Virginie: le Ku Klux Klan vole au secours d'un général sudiste
Fièrement campé sur son cheval de bronze, sabre au ceinturon et regard surplombant le coeur historique de Charlottesville, le général américain Robert Lee (1807-1870) sera samedi le témoin immobile d'une invasion de militants appartenant comme lui à une époque révolue: les membres du Ku Klux Klan.
Ces derniers veulent protester contre l'intention de cette paisible ville universitaire de Virginie de retirer d'un jardin public la statue équestre de l'officier qui a dirigé les troupes confédérées des Etats esclavagistes.
Ce rassemblement autorisé par les autorités suscite une vive émotion aux Etats-Unis, où les mouvements d'extrême droite les plus radicaux se sentent pousser des ailes depuis la campagne présidentielle victorieuse de Donald Trump.
Qu'ils s'appellent Ku Klux Klan, Alt-Right ou White Supremacists, ils ont trouvé un nouveau motif de mobilisation dans la défense du drapeau et des monuments confédérés. Des symboles considérés comme racistes par une bonne partie des Américains, qui multiplient les procédures pour les déboulonner ou les faire disparaître des façades officielles.
- Statues, drapeau, vitrail -
Ce débat agite le pays, de la Louisiane aux Carolines, du Maryland à la Géorgie et jusqu'à la capitale, Washington, dont un vitrail de la cathédrale fait l'objet d'une campagne car il représente des soldats de la Confédération.
A Charlottesville, où ne s'est déroulée aucune grande bataille de la Guerre de Sécession (1861-1865), les 50.000 habitants se seraient bien passé de cette polémique.

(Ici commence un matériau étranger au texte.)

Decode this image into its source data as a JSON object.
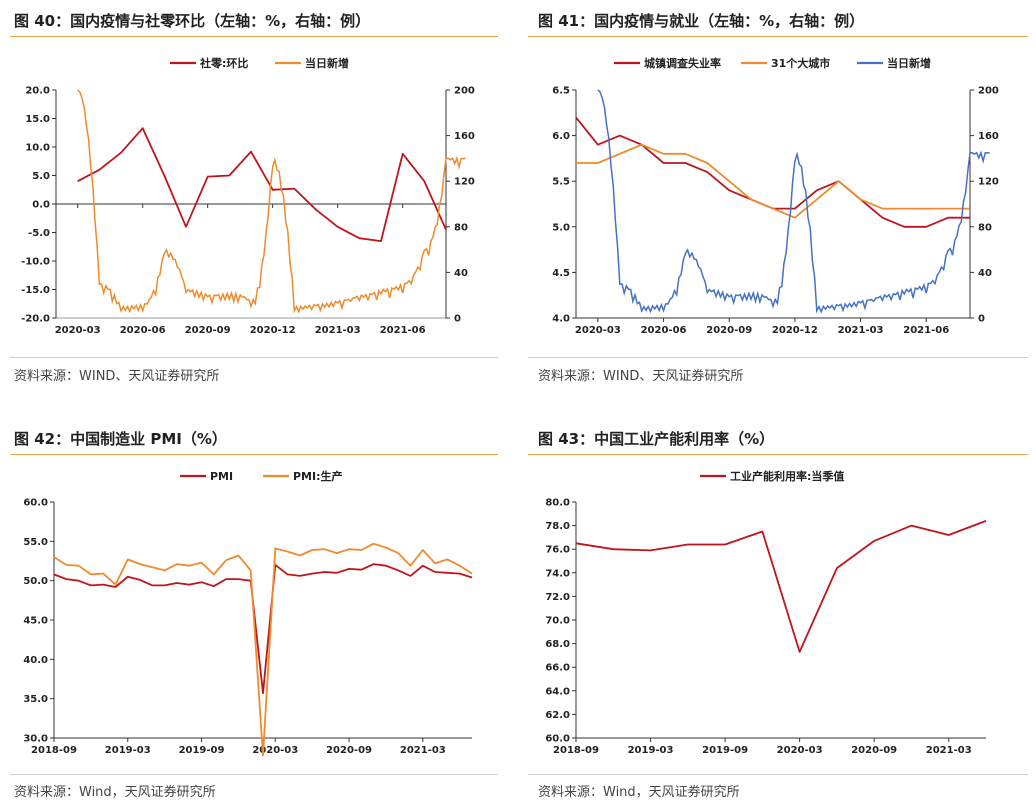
{
  "panels": [
    {
      "title": "图 40：国内疫情与社零环比（左轴：%，右轴：例）",
      "source": "资料来源：WIND、天风证券研究所"
    },
    {
      "title": "图 41：国内疫情与就业（左轴：%，右轴：例）",
      "source": "资料来源：WIND、天风证券研究所"
    },
    {
      "title": "图 42：中国制造业 PMI（%）",
      "source": "资料来源：Wind，天风证券研究所"
    },
    {
      "title": "图 43：中国工业产能利用率（%）",
      "source": "资料来源：Wind，天风证券研究所"
    }
  ],
  "colors": {
    "red": "#c0141c",
    "orange": "#f08a2c",
    "blue": "#4472c4",
    "accent": "#e8a44a"
  },
  "chart_data": [
    {
      "type": "line",
      "legend": [
        "社零:环比",
        "当日新增"
      ],
      "left_axis": {
        "ylim": [
          -20,
          20
        ],
        "ticks": [
          "20.0",
          "15.0",
          "10.0",
          "5.0",
          "0.0",
          "-5.0",
          "-10.0",
          "-15.0",
          "-20.0"
        ]
      },
      "right_axis": {
        "ylim": [
          0,
          200
        ],
        "ticks": [
          "200",
          "160",
          "120",
          "80",
          "40",
          "0"
        ]
      },
      "x_ticks": [
        "2020-03",
        "2020-06",
        "2020-09",
        "2020-12",
        "2021-03",
        "2021-06"
      ],
      "series": [
        {
          "name": "社零:环比",
          "axis": "left",
          "x": [
            "2020-03",
            "2020-04",
            "2020-05",
            "2020-06",
            "2020-07",
            "2020-08",
            "2020-09",
            "2020-10",
            "2020-11",
            "2020-12",
            "2021-01",
            "2021-02",
            "2021-03",
            "2021-04",
            "2021-05",
            "2021-06",
            "2021-07",
            "2021-08"
          ],
          "values": [
            4.0,
            6.0,
            9.0,
            13.3,
            5.0,
            -4.0,
            4.8,
            5.0,
            9.2,
            2.5,
            2.7,
            -1.0,
            -4.0,
            -6.0,
            -6.5,
            8.8,
            4.0,
            -4.5
          ]
        },
        {
          "name": "当日新增",
          "axis": "right",
          "x": [
            "2020-03",
            "2020-04",
            "2020-05",
            "2020-06",
            "2020-07",
            "2020-08",
            "2020-09",
            "2020-10",
            "2020-11",
            "2020-12",
            "2021-01",
            "2021-02",
            "2021-03",
            "2021-04",
            "2021-05",
            "2021-06",
            "2021-07",
            "2021-08"
          ],
          "values": [
            200,
            30,
            10,
            12,
            60,
            25,
            20,
            22,
            15,
            140,
            10,
            12,
            15,
            20,
            25,
            30,
            60,
            140
          ]
        }
      ]
    },
    {
      "type": "line",
      "legend": [
        "城镇调查失业率",
        "31个大城市",
        "当日新增"
      ],
      "left_axis": {
        "ylim": [
          4.0,
          6.5
        ],
        "ticks": [
          "6.5",
          "6.0",
          "5.5",
          "5.0",
          "4.5",
          "4.0"
        ]
      },
      "right_axis": {
        "ylim": [
          0,
          200
        ],
        "ticks": [
          "200",
          "160",
          "120",
          "80",
          "40",
          "0"
        ]
      },
      "x_ticks": [
        "2020-03",
        "2020-06",
        "2020-09",
        "2020-12",
        "2021-03",
        "2021-06"
      ],
      "series": [
        {
          "name": "城镇调查失业率",
          "axis": "left",
          "x": [
            "2020-02",
            "2020-03",
            "2020-04",
            "2020-05",
            "2020-06",
            "2020-07",
            "2020-08",
            "2020-09",
            "2020-10",
            "2020-11",
            "2020-12",
            "2021-01",
            "2021-02",
            "2021-03",
            "2021-04",
            "2021-05",
            "2021-06",
            "2021-07",
            "2021-08"
          ],
          "values": [
            6.2,
            5.9,
            6.0,
            5.9,
            5.7,
            5.7,
            5.6,
            5.4,
            5.3,
            5.2,
            5.2,
            5.4,
            5.5,
            5.3,
            5.1,
            5.0,
            5.0,
            5.1,
            5.1
          ]
        },
        {
          "name": "31个大城市",
          "axis": "left",
          "x": [
            "2020-02",
            "2020-03",
            "2020-04",
            "2020-05",
            "2020-06",
            "2020-07",
            "2020-08",
            "2020-09",
            "2020-10",
            "2020-11",
            "2020-12",
            "2021-01",
            "2021-02",
            "2021-03",
            "2021-04",
            "2021-05",
            "2021-06",
            "2021-07",
            "2021-08"
          ],
          "values": [
            5.7,
            5.7,
            5.8,
            5.9,
            5.8,
            5.8,
            5.7,
            5.5,
            5.3,
            5.2,
            5.1,
            5.3,
            5.5,
            5.3,
            5.2,
            5.2,
            5.2,
            5.2,
            5.2
          ]
        },
        {
          "name": "当日新增",
          "axis": "right",
          "x": [
            "2020-03",
            "2020-04",
            "2020-05",
            "2020-06",
            "2020-07",
            "2020-08",
            "2020-09",
            "2020-10",
            "2020-11",
            "2020-12",
            "2021-01",
            "2021-02",
            "2021-03",
            "2021-04",
            "2021-05",
            "2021-06",
            "2021-07",
            "2021-08"
          ],
          "values": [
            200,
            30,
            10,
            12,
            60,
            25,
            20,
            22,
            15,
            145,
            10,
            12,
            15,
            20,
            25,
            30,
            60,
            145
          ]
        }
      ]
    },
    {
      "type": "line",
      "legend": [
        "PMI",
        "PMI:生产"
      ],
      "ylim": [
        30.0,
        60.0
      ],
      "y_ticks": [
        "60.0",
        "55.0",
        "50.0",
        "45.0",
        "40.0",
        "35.0",
        "30.0"
      ],
      "x_ticks": [
        "2018-09",
        "2019-03",
        "2019-09",
        "2020-03",
        "2020-09",
        "2021-03"
      ],
      "series": [
        {
          "name": "PMI",
          "x": [
            "2018-09",
            "2018-10",
            "2018-11",
            "2018-12",
            "2019-01",
            "2019-02",
            "2019-03",
            "2019-04",
            "2019-05",
            "2019-06",
            "2019-07",
            "2019-08",
            "2019-09",
            "2019-10",
            "2019-11",
            "2019-12",
            "2020-01",
            "2020-02",
            "2020-03",
            "2020-04",
            "2020-05",
            "2020-06",
            "2020-07",
            "2020-08",
            "2020-09",
            "2020-10",
            "2020-11",
            "2020-12",
            "2021-01",
            "2021-02",
            "2021-03",
            "2021-04",
            "2021-05",
            "2021-06",
            "2021-07"
          ],
          "values": [
            50.8,
            50.2,
            50.0,
            49.4,
            49.5,
            49.2,
            50.5,
            50.1,
            49.4,
            49.4,
            49.7,
            49.5,
            49.8,
            49.3,
            50.2,
            50.2,
            50.0,
            35.7,
            52.0,
            50.8,
            50.6,
            50.9,
            51.1,
            51.0,
            51.5,
            51.4,
            52.1,
            51.9,
            51.3,
            50.6,
            51.9,
            51.1,
            51.0,
            50.9,
            50.4
          ]
        },
        {
          "name": "PMI:生产",
          "x": [
            "2018-09",
            "2018-10",
            "2018-11",
            "2018-12",
            "2019-01",
            "2019-02",
            "2019-03",
            "2019-04",
            "2019-05",
            "2019-06",
            "2019-07",
            "2019-08",
            "2019-09",
            "2019-10",
            "2019-11",
            "2019-12",
            "2020-01",
            "2020-02",
            "2020-03",
            "2020-04",
            "2020-05",
            "2020-06",
            "2020-07",
            "2020-08",
            "2020-09",
            "2020-10",
            "2020-11",
            "2020-12",
            "2021-01",
            "2021-02",
            "2021-03",
            "2021-04",
            "2021-05",
            "2021-06",
            "2021-07"
          ],
          "values": [
            53.0,
            52.0,
            51.9,
            50.8,
            50.9,
            49.5,
            52.7,
            52.1,
            51.7,
            51.3,
            52.1,
            51.9,
            52.3,
            50.8,
            52.6,
            53.2,
            51.3,
            27.8,
            54.1,
            53.7,
            53.2,
            53.9,
            54.0,
            53.5,
            54.0,
            53.9,
            54.7,
            54.2,
            53.5,
            51.9,
            53.9,
            52.2,
            52.7,
            51.9,
            50.9
          ]
        }
      ]
    },
    {
      "type": "line",
      "legend": [
        "工业产能利用率:当季值"
      ],
      "ylim": [
        60.0,
        80.0
      ],
      "y_ticks": [
        "80.0",
        "78.0",
        "76.0",
        "74.0",
        "72.0",
        "70.0",
        "68.0",
        "66.0",
        "64.0",
        "62.0",
        "60.0"
      ],
      "x_ticks": [
        "2018-09",
        "2019-03",
        "2019-09",
        "2020-03",
        "2020-09",
        "2021-03"
      ],
      "series": [
        {
          "name": "工业产能利用率:当季值",
          "x": [
            "2018-09",
            "2018-12",
            "2019-03",
            "2019-06",
            "2019-09",
            "2019-12",
            "2020-03",
            "2020-06",
            "2020-09",
            "2020-12",
            "2021-03",
            "2021-06"
          ],
          "values": [
            76.5,
            76.0,
            75.9,
            76.4,
            76.4,
            77.5,
            67.3,
            74.4,
            76.7,
            78.0,
            77.2,
            78.4
          ]
        }
      ]
    }
  ]
}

Votant démocrate à une écrasante majorité et attachés à l'ouverture symbolisée par leur prestigieuse université fondée en 1819 par le président éclairé Thomas Jefferson, ils déplorent la venue annoncée des Loyal White Knights of the Ku Klux Klan ("Les fidèles chevaliers blancs du Ku Klux Klan"), un groupuscule originaire de la Caroline du Nord.
Beaucoup de résidents ont prévu d'afficher leur mépris par leur indifférence et d'éviter ce samedi le parc où se rassembleront ces militants convaincus de la supériorité de la race blanche.
D'autres ont prévu des prières, des réunions pacifiques contre l'intolérance. Enfin, une minorité a prévu de dire haut et fort son refus d'accueillir des représentants d'un mouvement qui a hanté la mémoire américaine par ses croix enflammées et ses lynchages d'Afro-Américains.
Les militants du "Klan" pourraient n'être que quelques dizaines, mais ils ont prévenu qu'ils viendraient armés et qu'ils se défendraient s'ils étaient attaqués.
La police de Charlottesville, dirigée par un officier noir, a mis en place un vaste dispositif censé éviter tout incident.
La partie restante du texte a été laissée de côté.